Local Buzz
Who, What, Where, Now!
The Sun Valley Story Tour
A bus ride with a history lesson
What do I do on my usual bus ride from Warm Springs to Ketchum? Nothing, actually. I mess with my phone, glance around at other passengers and mindlessly read every ad in sight --- all of which is perfectly normal: it’s public transportation. The radio’s hardly audible; there are no open windows to enjoy and no privacy. Yet none of this bothers me because I care about the environmental and social advantages that buses offer. With the bus, I really only need punctuality and a basic level of comfort to be satisfied. Everything else treatable.
Going above expectations, however, seems to be the rule for this valley’s Mountain Rides. With bus lines from Ketchum to Bellevue, vans from Shoshone and Twin Falls, a website that works and a dedicated staff, our sole transit authority is in fact a boss. The newest addition to Mountain Rides’ services: Friday history lessons. They’ve
partnered with the Sun Valley Ski and Heritage Museum, as well as Mandala Media, publisher of The Sun Valley Story, and on June 29th launched “The Sun Valley Tour,” a free historical bus tour that many of us may unexpectedly ride this summer. Running along the regularly scheduled Blue Route, and leaving the Visitor’s Center in Ketchum each and every Friday at 3:45pm, the tour is likely to be a surprise for some passengers.
Now, don’t worry, there won’t be an obnoxious Vince Vaughn lookalike catching riders on random buses, a veiled real estate agent dressed as a cultural guide. Consistent with the wonderful curation of the Ski and Heritage museum, the hour-long tour will be hosted by changing members and staffers of the Historical Board, who will guide your eyes from the phone in your lap to the treasures out the window. For those not familiar, the Blue Route is enormous, serving Ketchum, Warm Springs, Sun Valley Village, Dollar and Elkhorn. A few of the locales passed along the Sun Valley Tour include the old Union Pacific Railroad Terminal, the Ketchum Cemetery, where Ernest Hemingway is buried, the Comstock-Clark Mercantile Building and the site of the original Sun Valley Rodeo. There will also be plenty of talk about Sun Valley’s skiing heritage, while the route winds below legendary Dollar and Baldy Mountains.
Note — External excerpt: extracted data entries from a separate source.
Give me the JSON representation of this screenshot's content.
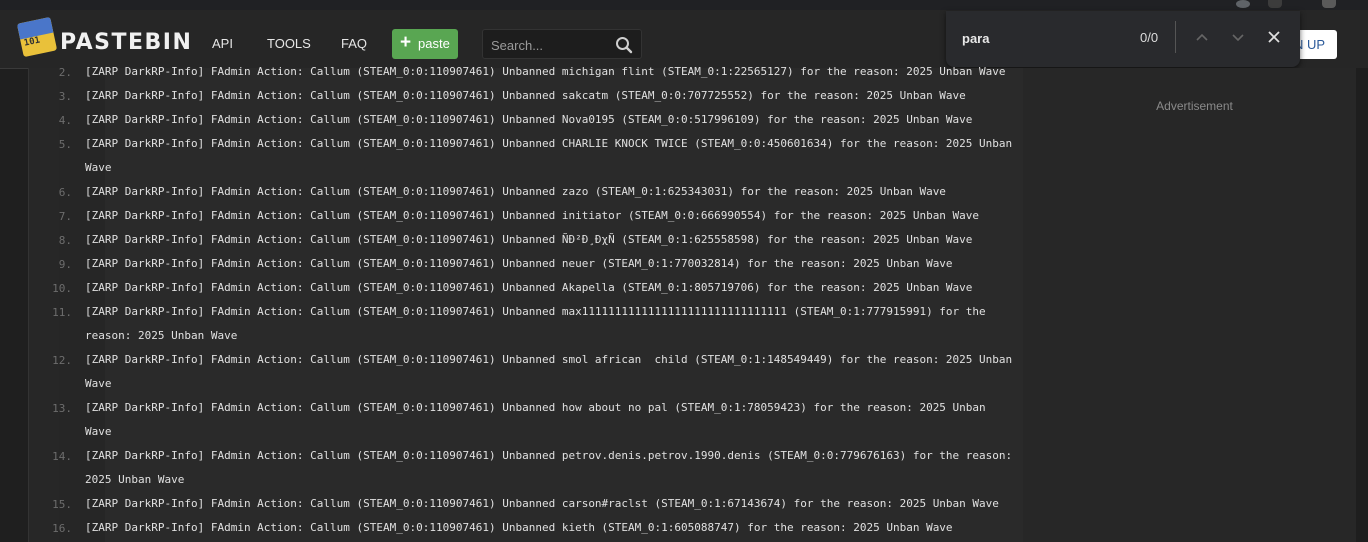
{
  "header": {
    "logo_text": "PASTEBIN",
    "logo_badge": "101",
    "nav": [
      "API",
      "TOOLS",
      "FAQ"
    ],
    "paste_label": "paste",
    "search_placeholder": "Search...",
    "signup_partial": "N UP"
  },
  "find_bar": {
    "query": "para",
    "count": "0/0"
  },
  "sidebar": {
    "ad_label": "Advertisement"
  },
  "lines": [
    {
      "num": "2.",
      "text": "[ZARP DarkRP-Info] FAdmin Action: Callum (STEAM_0:0:110907461) Unbanned michigan flint (STEAM_0:1:22565127) for the reason: 2025 Unban Wave"
    },
    {
      "num": "3.",
      "text": "[ZARP DarkRP-Info] FAdmin Action: Callum (STEAM_0:0:110907461) Unbanned sakcatm (STEAM_0:0:707725552) for the reason: 2025 Unban Wave"
    },
    {
      "num": "4.",
      "text": "[ZARP DarkRP-Info] FAdmin Action: Callum (STEAM_0:0:110907461) Unbanned Nova0195 (STEAM_0:0:517996109) for the reason: 2025 Unban Wave"
    },
    {
      "num": "5.",
      "text": "[ZARP DarkRP-Info] FAdmin Action: Callum (STEAM_0:0:110907461) Unbanned CHARLIE KNOCK TWICE (STEAM_0:0:450601634) for the reason: 2025 Unban",
      "cont": "Wave"
    },
    {
      "num": "6.",
      "text": "[ZARP DarkRP-Info] FAdmin Action: Callum (STEAM_0:0:110907461) Unbanned zazo (STEAM_0:1:625343031) for the reason: 2025 Unban Wave"
    },
    {
      "num": "7.",
      "text": "[ZARP DarkRP-Info] FAdmin Action: Callum (STEAM_0:0:110907461) Unbanned initiator (STEAM_0:0:666990554) for the reason: 2025 Unban Wave"
    },
    {
      "num": "8.",
      "text": "[ZARP DarkRP-Info] FAdmin Action: Callum (STEAM_0:0:110907461) Unbanned ÑÐ²Ð¸ÐχÑ (STEAM_0:1:625558598) for the reason: 2025 Unban Wave"
    },
    {
      "num": "9.",
      "text": "[ZARP DarkRP-Info] FAdmin Action: Callum (STEAM_0:0:110907461) Unbanned neuer (STEAM_0:1:770032814) for the reason: 2025 Unban Wave"
    },
    {
      "num": "10.",
      "text": "[ZARP DarkRP-Info] FAdmin Action: Callum (STEAM_0:0:110907461) Unbanned Akapella (STEAM_0:1:805719706) for the reason: 2025 Unban Wave"
    },
    {
      "num": "11.",
      "text": "[ZARP DarkRP-Info] FAdmin Action: Callum (STEAM_0:0:110907461) Unbanned max1111111111111111111111111111111 (STEAM_0:1:777915991) for the",
      "cont": "reason: 2025 Unban Wave"
    },
    {
      "num": "12.",
      "text": "[ZARP DarkRP-Info] FAdmin Action: Callum (STEAM_0:0:110907461) Unbanned smol african  child (STEAM_0:1:148549449) for the reason: 2025 Unban",
      "cont": "Wave"
    },
    {
      "num": "13.",
      "text": "[ZARP DarkRP-Info] FAdmin Action: Callum (STEAM_0:0:110907461) Unbanned how about no pal (STEAM_0:1:78059423) for the reason: 2025 Unban",
      "cont": "Wave"
    },
    {
      "num": "14.",
      "text": "[ZARP DarkRP-Info] FAdmin Action: Callum (STEAM_0:0:110907461) Unbanned petrov.denis.petrov.1990.denis (STEAM_0:0:779676163) for the reason:",
      "cont": "2025 Unban Wave"
    },
    {
      "num": "15.",
      "text": "[ZARP DarkRP-Info] FAdmin Action: Callum (STEAM_0:0:110907461) Unbanned carson#raclst (STEAM_0:1:67143674) for the reason: 2025 Unban Wave"
    },
    {
      "num": "16.",
      "text": "[ZARP DarkRP-Info] FAdmin Action: Callum (STEAM_0:0:110907461) Unbanned kieth (STEAM_0:1:605088747) for the reason: 2025 Unban Wave"
    }
  ]
}
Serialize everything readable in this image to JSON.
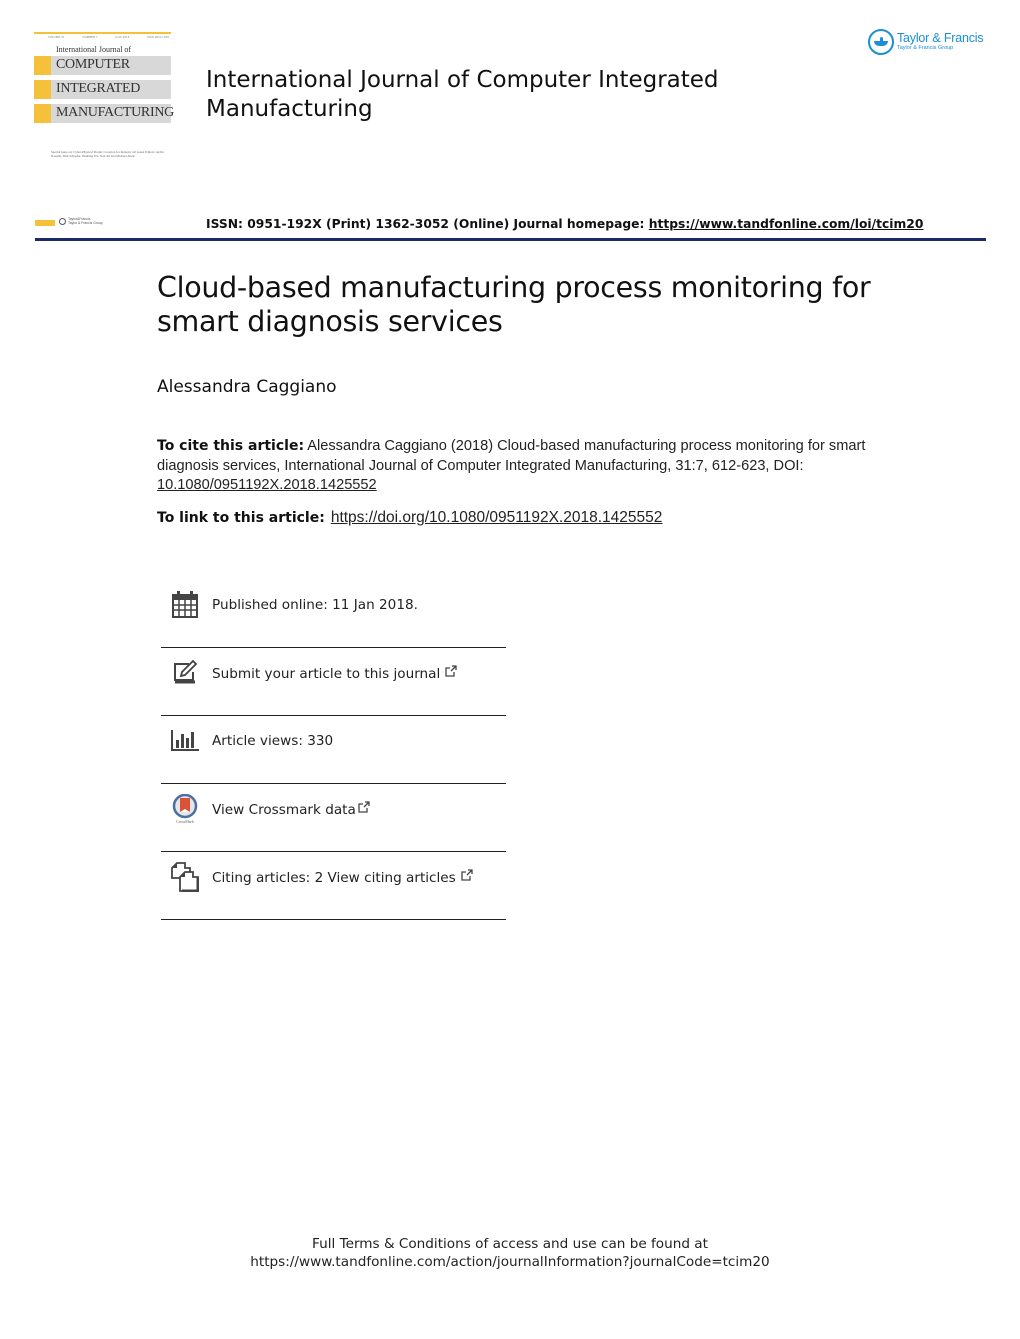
{
  "cover": {
    "meta": [
      "VOLUME 31",
      "NUMBER 7",
      "JULY 2018",
      "ISSN 0951-192X"
    ],
    "intl": "International Journal of",
    "bands": [
      "COMPUTER",
      "INTEGRATED",
      "MANUFACTURING"
    ],
    "special": "Special issue on: Cyber-Physical Product Creation for Industry 4.0 Guest Editors: Aydin Nassehi, Dirk Schaefer, Dunbing Wu, Xun Xu and Michael Abele",
    "accent_color": "#f6c13a"
  },
  "journal_title": "International Journal of Computer Integrated Manufacturing",
  "publisher_logo": {
    "name": "Taylor & Francis",
    "subtitle": "Taylor & Francis Group",
    "icon": "lamp-icon",
    "color": "#1a8fd6"
  },
  "issn_row": {
    "text": "ISSN: 0951-192X (Print) 1362-3052 (Online) Journal homepage: ",
    "homepage_url": "https://www.tandfonline.com/loi/tcim20"
  },
  "mini_logo": {
    "name": "Taylor&Francis",
    "subtitle": "Taylor & Francis Group"
  },
  "article": {
    "title": "Cloud-based manufacturing process monitoring for smart diagnosis services",
    "author": "Alessandra Caggiano"
  },
  "cite": {
    "label": "To cite this article:",
    "text": " Alessandra Caggiano (2018) Cloud-based manufacturing process monitoring for smart diagnosis services, International Journal of Computer Integrated Manufacturing, 31:7, 612-623, DOI: ",
    "doi": "10.1080/0951192X.2018.1425552"
  },
  "link": {
    "label": "To link to this article:",
    "url": "https://doi.org/10.1080/0951192X.2018.1425552"
  },
  "info_items": [
    {
      "icon": "calendar-icon",
      "label": "Published online: 11 Jan 2018.",
      "external": false
    },
    {
      "icon": "edit-icon",
      "label": "Submit your article to this journal",
      "external": true
    },
    {
      "icon": "bar-chart-icon",
      "label": "Article views: 330",
      "external": false
    },
    {
      "icon": "crossmark-icon",
      "label": "View Crossmark data",
      "external": true
    },
    {
      "icon": "citing-articles-icon",
      "label": "Citing articles: 2 View citing articles",
      "external": true
    }
  ],
  "footer": {
    "line1": "Full Terms & Conditions of access and use can be found at",
    "line2": "https://www.tandfonline.com/action/journalInformation?journalCode=tcim20"
  },
  "colors": {
    "rule": "#1b2a6b",
    "accent": "#f6c13a",
    "brand": "#1a8fd6"
  }
}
A few years ago I had the pleasure of living in Buenos Aires, Argentina, where in general the dilapidated “collectivos” have riders scrambling for coins, pushing for room, not finding any and sweatily wishing that there was another way. Mountain Rides proves that there is, although with a lot less people and a few more resources. But solid public transportation options, frequent and comfortable, are key to a healthy community and local economy, wherever you are. Mountain Rides and its partners have now raised the bar above even recent benchmarks, like energy-efficiency and easy-to-use bike and ski racks, by bringing local history into our daily lives and erasing the notion that transit authorities can only worry about getting from A to B.